Algo que nos chamou atenção foi sua experiência por 13 anos nas Orquestras Sinfônicas do Estado da Paraíba. De que forma você insere essa musicalidade ou know-how adquirido nas produções que você cria hoje?
Na orquestra eu aprendi uma coisa in loco que é a orquestração, como distribuir as harmonias e as melodias nos vários instrumentos por frequência. Na parte aguda ficam os violinos, flautas, trompetes… cada um na sua família, as cordas, os metais, as madeiras…
Estar dentro da orquestra ensina a perceber essas nuances da separação da frequência, do médio, do grave, dos timbres. Eu aprendi muito isso de orquestrar e hoje eu eu divido a frequência nos sintetizadores, nos samples, nos contra cantos. Eu procuro misturar as referências e trazer essa coisa da orquestra dentro da produção musical.
E há algo preparado para essa reta final de ano? Por onde Furmiga Dub vai semear a música nos próximos meses?
Nessa reta final apareceu um trabalho para ser tutor de um aluno da escola de artes lá de Fortaleza que também quer fazer essa mistura da cultura popular com música eletrônica. Ele é uma pessoa indígena do povo Anacé e eu devo acompanhá-lo in loco por um tempo, ir atrás dessas outras referências do coco e do toré a partir dessa conexão do sertão entre a Paraíba e o Ceará. Vai ser um grande aprendizado de novas referências para os próximos discos. Além desse projeto, também estou com alguns singles para sair ainda esse ano e agora estou com uma empresária, representado pela nossa agência, O Bando da Paraíba, que está me ajudando a planejar a carreira de forma mais estratégica e a longo prazo.

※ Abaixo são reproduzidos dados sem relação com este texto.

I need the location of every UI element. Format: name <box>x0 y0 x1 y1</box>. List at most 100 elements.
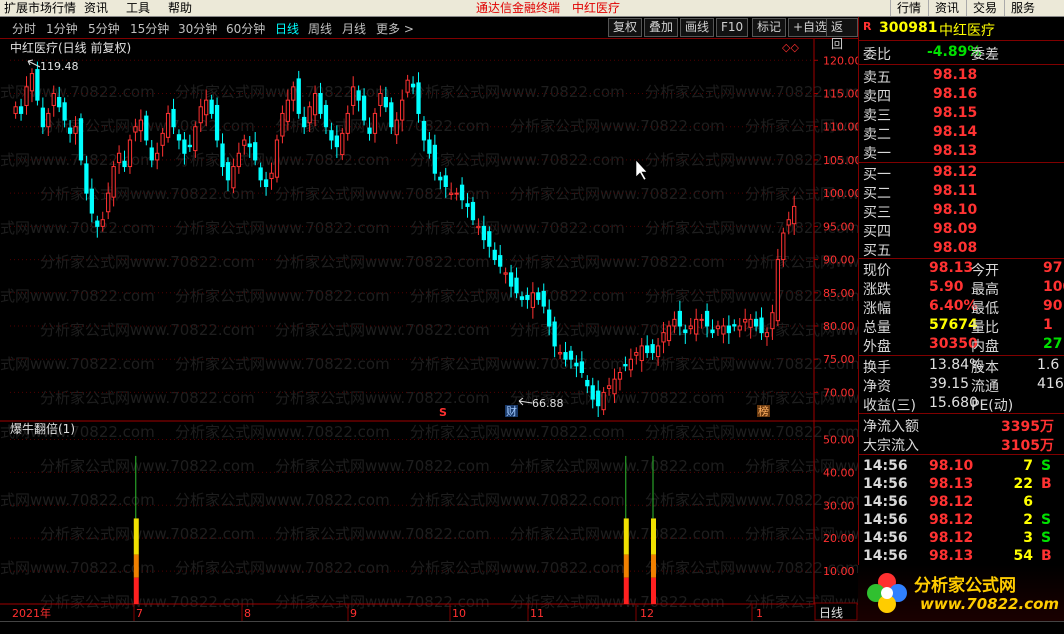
bid-price[interactable]: 98.11 <box>933 183 977 199</box>
candle-body <box>612 378 617 395</box>
bid-price[interactable]: 98.08 <box>933 240 977 256</box>
period-tab-5min[interactable]: 5分钟 <box>88 20 120 37</box>
nav-news[interactable]: 资讯 <box>928 0 965 16</box>
candle-body <box>383 96 388 108</box>
candle-body <box>345 112 350 134</box>
stat-value: 98.13 <box>929 260 974 276</box>
indicator-tick-label: 40.00 <box>823 466 855 479</box>
period-tab-30min[interactable]: 30分钟 <box>178 20 217 37</box>
stat-value-2: 27 <box>1043 336 1063 352</box>
candle-body <box>792 205 797 225</box>
date-label-1: 1 <box>756 607 763 620</box>
menu-info[interactable]: 资讯 <box>80 0 112 16</box>
ask-price[interactable]: 98.13 <box>933 143 977 159</box>
candle-body <box>438 176 443 181</box>
watermark-text: 分析家公式网www.70822.com <box>40 321 255 339</box>
bid-price[interactable]: 98.10 <box>933 202 977 218</box>
draw-button[interactable]: 画线 <box>680 18 715 37</box>
candle-body <box>726 325 731 334</box>
bid-price[interactable]: 98.12 <box>933 164 977 180</box>
date-label-7: 7 <box>136 607 143 620</box>
ask-price[interactable]: 98.15 <box>933 105 977 121</box>
ask-label: 卖四 <box>863 89 891 105</box>
menu-help[interactable]: 帮助 <box>164 0 196 16</box>
candle-body <box>187 144 192 148</box>
stat-label-2: 今开 <box>971 263 999 279</box>
bid-label: 买一 <box>863 167 891 183</box>
brand-logo: 分析家公式网 www.70822.com <box>858 565 1064 621</box>
tick-time: 14:56 <box>863 530 908 546</box>
period-tab-monthly[interactable]: 月线 <box>342 20 366 37</box>
status-bar <box>0 621 1064 634</box>
period-tab-1min[interactable]: 1分钟 <box>46 20 78 37</box>
stat2-value-2: 416 <box>1037 376 1064 392</box>
candle-body <box>547 309 552 327</box>
candle-body <box>743 318 748 323</box>
marker-s[interactable]: S <box>439 406 447 419</box>
candle-body <box>786 219 791 226</box>
menu-tools[interactable]: 工具 <box>122 0 154 16</box>
candle-body <box>318 93 323 114</box>
stat2-label: 换手 <box>863 360 891 376</box>
candle-body <box>111 166 116 198</box>
period-tab-weekly[interactable]: 周线 <box>308 20 332 37</box>
nav-service[interactable]: 服务 <box>1004 0 1041 16</box>
candle-body <box>704 310 710 327</box>
marker-cai[interactable]: 财 <box>506 404 517 418</box>
period-more[interactable]: 更多 > <box>376 20 414 37</box>
mark-button[interactable]: 标记 <box>752 18 787 37</box>
marker-bang[interactable]: 榜 <box>758 404 769 418</box>
watermark-text: 分析家公式网www.70822.com <box>175 559 390 577</box>
candle-body <box>176 134 182 141</box>
tick-time: 14:56 <box>863 512 908 528</box>
period-label[interactable]: 日线 <box>819 606 843 620</box>
stat-label-2: 最低 <box>971 301 999 317</box>
quote-header: R 300981 中红医疗 <box>863 20 1061 39</box>
candle-body <box>427 139 432 154</box>
ask-price[interactable]: 98.14 <box>933 124 977 140</box>
candle-body <box>753 318 759 327</box>
overlay-button[interactable]: 叠加 <box>644 18 679 37</box>
period-tab-daily[interactable]: 日线 <box>275 20 299 37</box>
candle-body <box>40 107 45 128</box>
watermark-text: 分析家公式网www.70822.com <box>410 219 625 237</box>
nav-quotes[interactable]: 行情 <box>890 0 927 16</box>
candle-body <box>639 345 644 362</box>
indicator-yellow-bar <box>651 518 656 555</box>
indicator-red-bar <box>623 577 629 604</box>
brand-url[interactable]: www.70822.com <box>920 595 1059 613</box>
ask-price[interactable]: 98.18 <box>933 67 977 83</box>
stock-name: 中红医疗 <box>939 23 995 39</box>
candle-body <box>481 225 486 241</box>
candle-body <box>204 99 209 116</box>
candle-body <box>13 106 18 114</box>
period-tab-timeshare[interactable]: 分时 <box>12 20 36 37</box>
stat2-label-2: 流通 <box>971 379 999 395</box>
candle-body <box>155 152 160 161</box>
period-tab-60min[interactable]: 60分钟 <box>226 20 265 37</box>
stat2-label-2: 股本 <box>971 360 999 376</box>
menu-market[interactable]: 扩展市场行情 <box>0 0 80 16</box>
nav-trade[interactable]: 交易 <box>966 0 1003 16</box>
tick-time: 14:56 <box>863 458 908 474</box>
diamond-icon[interactable]: ◇◇ <box>782 41 799 54</box>
f10-button[interactable]: F10 <box>716 18 749 37</box>
candle-body <box>405 79 410 93</box>
candle-body <box>688 325 693 330</box>
candle-body <box>432 144 437 174</box>
period-tab-15min[interactable]: 15分钟 <box>130 20 169 37</box>
candle-body <box>666 325 672 342</box>
date-label-10: 10 <box>452 607 466 620</box>
ask-price[interactable]: 98.16 <box>933 86 977 102</box>
kline-chart[interactable]: 分析家公式网www.70822.com 分析家公式网www.70822.com 分析… <box>0 39 858 621</box>
date-label-2021: 2021年 <box>12 606 51 620</box>
stat2-label: 净资 <box>863 379 891 395</box>
candle-body <box>677 310 682 327</box>
adjust-button[interactable]: 复权 <box>608 18 643 37</box>
candle-body <box>574 362 579 367</box>
back-button[interactable]: 返回 <box>826 18 858 51</box>
watermark-text: 分析家公式网www.70822.com <box>0 287 155 305</box>
watermark-text: 分析家公式网www.70822.com <box>40 253 255 271</box>
price-tick-label: 70.00 <box>823 386 855 399</box>
bid-price[interactable]: 98.09 <box>933 221 977 237</box>
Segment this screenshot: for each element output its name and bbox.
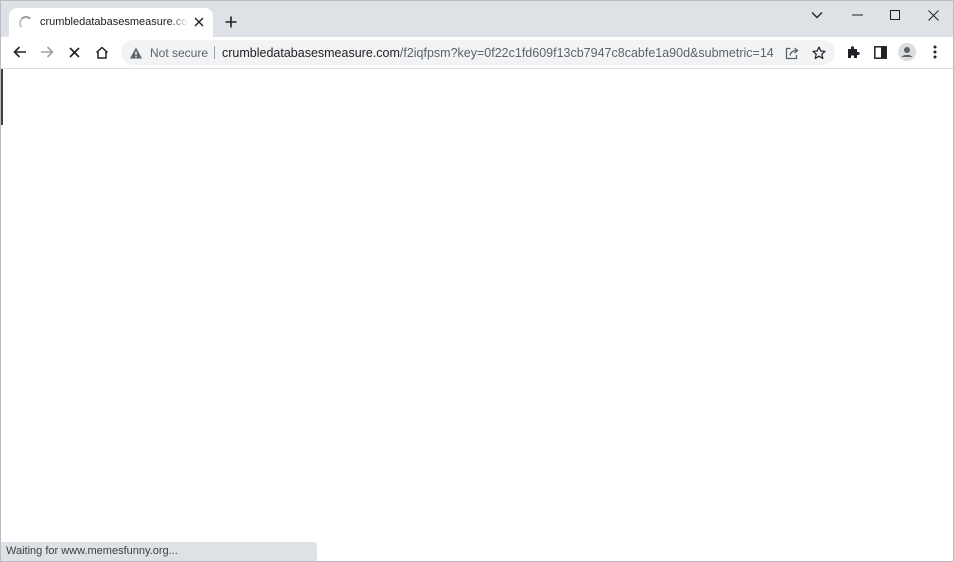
kebab-menu-icon bbox=[933, 45, 937, 59]
side-panel-button[interactable] bbox=[868, 40, 892, 64]
omnibox-separator bbox=[214, 46, 215, 59]
tab-search-button[interactable] bbox=[798, 1, 836, 29]
tab-close-button[interactable] bbox=[191, 14, 207, 30]
url-text[interactable]: crumbledatabasesmeasure.com/f2iqfpsm?key… bbox=[222, 46, 774, 60]
side-panel-icon bbox=[873, 45, 887, 59]
back-button[interactable] bbox=[8, 40, 32, 64]
menu-button[interactable] bbox=[923, 40, 947, 64]
home-icon bbox=[95, 46, 109, 59]
window-left-edge bbox=[1, 69, 3, 125]
maximize-icon bbox=[890, 10, 900, 20]
extensions-button[interactable] bbox=[841, 40, 865, 64]
url-host: crumbledatabasesmeasure.com bbox=[222, 46, 400, 60]
minimize-button[interactable] bbox=[838, 1, 876, 29]
active-tab[interactable]: crumbledatabasesmeasure.com/f2iqfpsm?key… bbox=[9, 8, 213, 37]
page-content bbox=[1, 69, 953, 561]
new-tab-button[interactable] bbox=[221, 12, 241, 32]
status-bubble: Waiting for www.memesfunny.org... bbox=[1, 542, 317, 561]
account-icon bbox=[898, 43, 916, 61]
puzzle-icon bbox=[848, 46, 860, 58]
star-icon bbox=[812, 46, 826, 60]
tab-strip: crumbledatabasesmeasure.com/f2iqfpsm?key… bbox=[1, 1, 953, 37]
loading-spinner-icon bbox=[19, 16, 33, 30]
minimize-icon bbox=[851, 14, 863, 16]
close-icon bbox=[194, 17, 204, 27]
browser-window: crumbledatabasesmeasure.com/f2iqfpsm?key… bbox=[0, 0, 954, 562]
home-button[interactable] bbox=[90, 40, 114, 64]
share-button[interactable] bbox=[782, 43, 802, 63]
share-icon bbox=[785, 47, 799, 59]
profile-button[interactable] bbox=[895, 40, 919, 64]
url-path: /f2iqfpsm?key=0f22c1fd609f13cb7947c8cabf… bbox=[399, 46, 774, 60]
stop-loading-button[interactable] bbox=[62, 40, 86, 64]
warning-triangle-icon bbox=[130, 47, 142, 59]
status-text: Waiting for www.memesfunny.org... bbox=[6, 545, 178, 557]
tab-title: crumbledatabasesmeasure.com/f2iqfpsm?key… bbox=[40, 16, 188, 28]
security-label[interactable]: Not secure bbox=[150, 46, 208, 60]
close-window-button[interactable] bbox=[914, 1, 952, 29]
toolbar: Not secure crumbledatabasesmeasure.com/f… bbox=[1, 37, 953, 69]
close-icon bbox=[927, 9, 939, 21]
arrow-left-icon bbox=[13, 46, 26, 58]
address-bar[interactable]: Not secure crumbledatabasesmeasure.com/f… bbox=[121, 40, 835, 65]
bookmark-button[interactable] bbox=[809, 43, 829, 63]
arrow-right-icon bbox=[41, 46, 54, 58]
forward-button[interactable] bbox=[35, 40, 59, 64]
plus-icon bbox=[225, 16, 237, 28]
chevron-down-icon bbox=[811, 12, 823, 19]
maximize-button[interactable] bbox=[876, 1, 914, 29]
close-icon bbox=[68, 46, 80, 58]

Por fim, nossa pergunta clássica: o que a música representa na sua vida?
A música pra mim é a vida. É tudo. É religião, é vida, é modo de viver, modo de pensar, é modo de sentir, de ter saudade, de ter lembrança, de tudo. Tem um professor lá na Universidade que fala que a música é a mímesis da vida. A música é a arte, é a existência, é tudo… e inclusive nada.